The realization came too late for him. The local Proud Boy who became the “war footing ground leader” for the group during the U.S. Capitol insurrection was convicted this past week of seditious conspiracy, and now, pending appeals, will be off for what could be decades in federal prison.

But Nordean did have an awakening about it all, an insight, a moment of bitter clarity of the sort that eventually, God help us, will dawn on more of this polarized country.

Nordean was a bodybuilder who lived outside Auburn and worked at his family’s restaurant in Des Moines before rising up the ranks of the Proud Boys — a paramilitary group of “Western chauvinists” who basically act as street muscle for right-wing causes.

The group reached a delusional peak of self-aggrandizement when former President Donald Trump essentially deputized them as his private militia, telling them to “stand back and stand by” during a 2020 presidential debate.

Whipped into a “stop the steal” frenzy, about 200 of them showed up in Washington, D.C., on Jan. 6, 2021, organized by Nordean and several others, where they breached the Capitol to try to stop the certification of the election.

Their trial lasted four months. Some themes emerged about how inane, but also how precarious, American politics has become.

One is that the Proud Boys’ lawyers presented Nordean and the others as witless dupes of Trump, drunks who were conned into chasing a lie.

“They are basically incompetent people, they can’t even order McDonalds, and they’re planning to stop what the government is calling the peaceful transfer of power?” Nordean’s attorney, Nicholas Smith, asked incredulously during closing arguments (Nordean didn’t testify).

Smith also called them “confused, unarmed men with cans of beer.”

Another defense attorney said they’re really scapegoats of a higher power: “It was Donald Trump’s words. It was his motivation. It was his anger that caused what occurred on Jan. 6 in your beautiful and amazing city.”

None of the above was the prosecution talking — that was the defense.

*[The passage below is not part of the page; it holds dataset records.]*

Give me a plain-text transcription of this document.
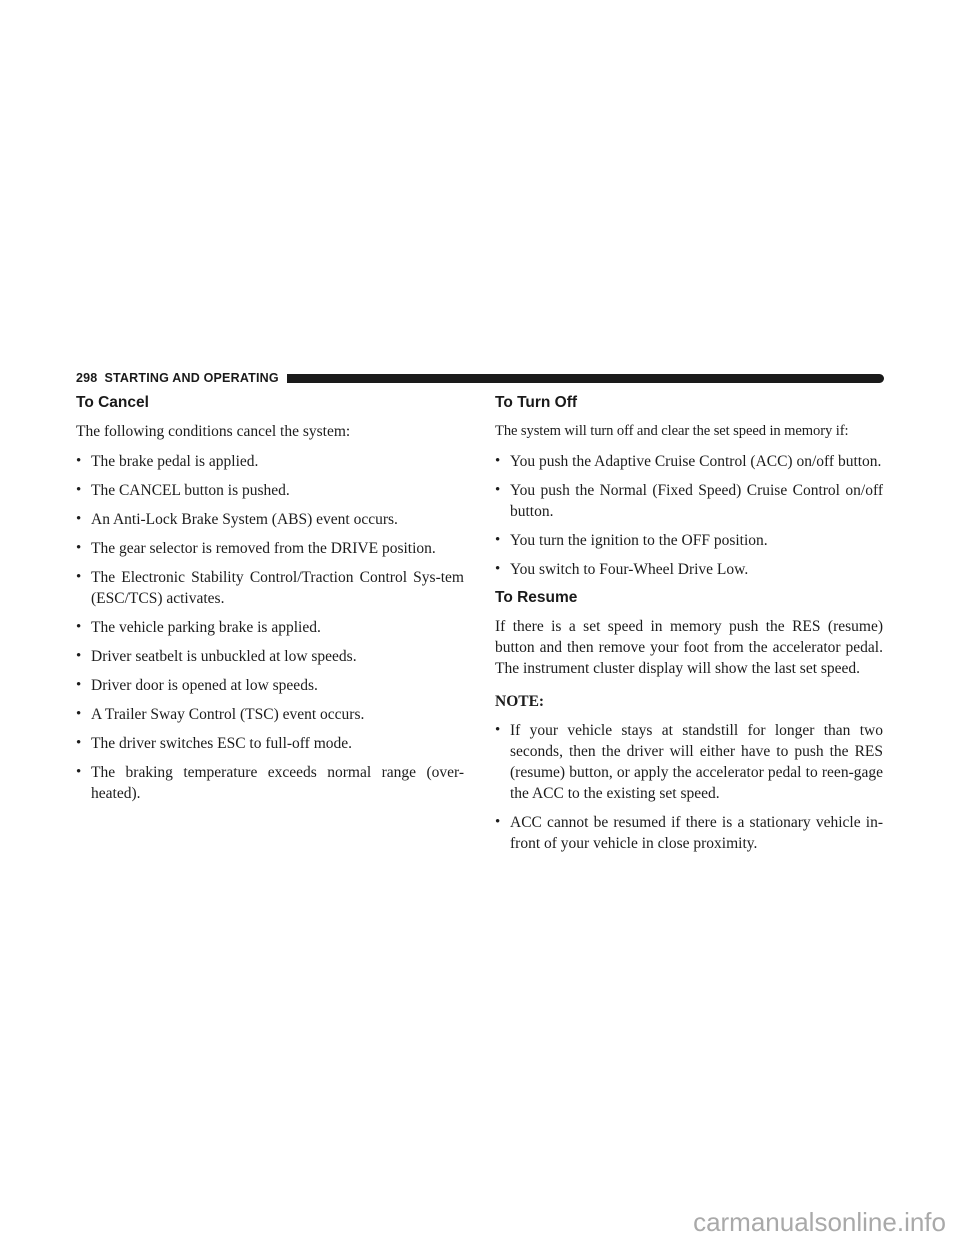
298 STARTING AND OPERATING
To Cancel

The following conditions cancel the system:

• The brake pedal is applied.
• The CANCEL button is pushed.
• An Anti-Lock Brake System (ABS) event occurs.
• The gear selector is removed from the DRIVE position.
• The Electronic Stability Control/Traction Control Sys-tem (ESC/TCS) activates.
• The vehicle parking brake is applied.
• Driver seatbelt is unbuckled at low speeds.
• Driver door is opened at low speeds.
• A Trailer Sway Control (TSC) event occurs.
• The driver switches ESC to full-off mode.
• The braking temperature exceeds normal range (over-heated).
To Turn Off

The system will turn off and clear the set speed in memory if:

• You push the Adaptive Cruise Control (ACC) on/off button.
• You push the Normal (Fixed Speed) Cruise Control on/off button.
• You turn the ignition to the OFF position.
• You switch to Four-Wheel Drive Low.
To Resume

If there is a set speed in memory push the RES (resume) button and then remove your foot from the accelerator pedal. The instrument cluster display will show the last set speed.

NOTE:
• If your vehicle stays at standstill for longer than two seconds, then the driver will either have to push the RES (resume) button, or apply the accelerator pedal to reen-gage the ACC to the existing set speed.
• ACC cannot be resumed if there is a stationary vehicle in-front of your vehicle in close proximity.
carmanualsonline.info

The verdicts ought to put to rest the Republican historical revisionism that Jan. 6 was simply a protest or “legitimate political discourse.” Three different juries now have handed down sedition-related verdicts to 14 people, calling it what it was: a directed movement — with beer, yes, and lots of chest-pounding nonsense — but with an overarching goal to use force to stop the wheels of democracy.